Tomorrow, I start back at my full-time job after a glorious summer off. I have mixed emotions about going back. I hate giving up the mom tasks of picking up and dropping off kids, running errands, etc. But working also keeps me sane. It gives me something to focus on, rather than my constantly running mind.
Our charter school for teen moms is in progress of being opened ONE YEAR from now. I can't believe it is coming so quickly. There are many things to be figured out and many important decisions to be made. Not to mention trying to fit in all the work that needs to be done to get it to the point of opening.

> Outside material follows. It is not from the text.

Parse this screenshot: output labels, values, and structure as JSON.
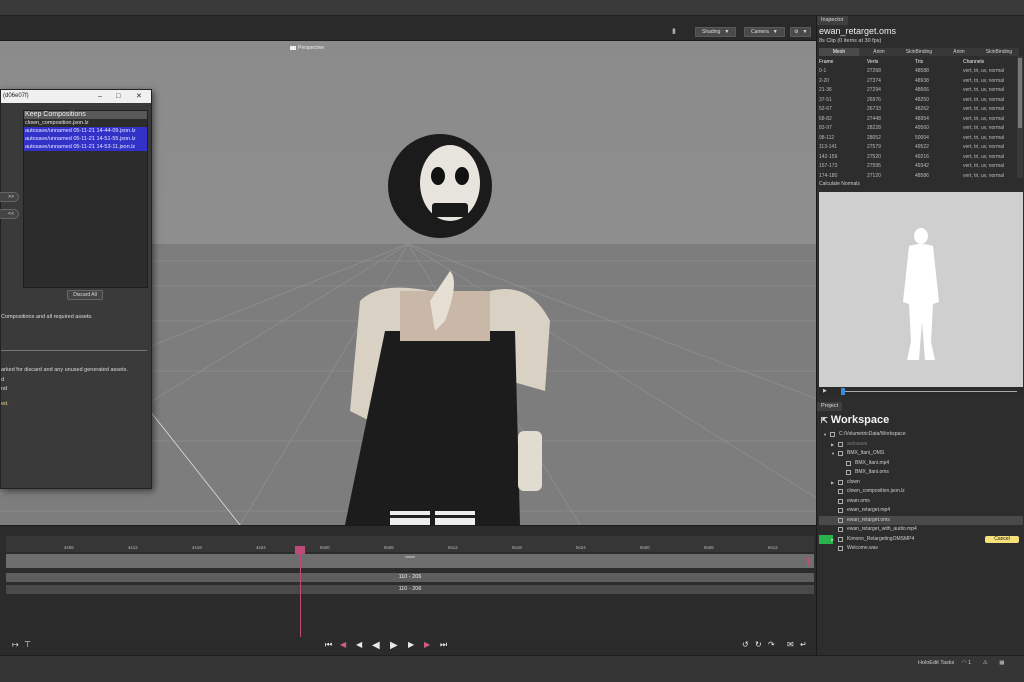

Tyler has already started back to school and is in first grade! He is loving being back at a local charter school with his friends from last year. I am so thankful that he loves people and learning. Lillie will start at the babysitter tomorrow, and then begins preschool next week. She is so excited to start school like a big girl.....where has my baby gone? She also starts dance class tomorrow, which she is also ecstatic for.
Add all of the other commitments we have at church, with family and friends, and maybe getting some sleep somewhere in there, it will be a very full and busy school year! I am thankful for all the things God has provided us with this year and am looking forward to see how he moves in our family and the lives of those around us. I am trying not to feel overwhelmed by the tasks, but rather overwhelmed by God's goodness and grace in the amongst the tasks.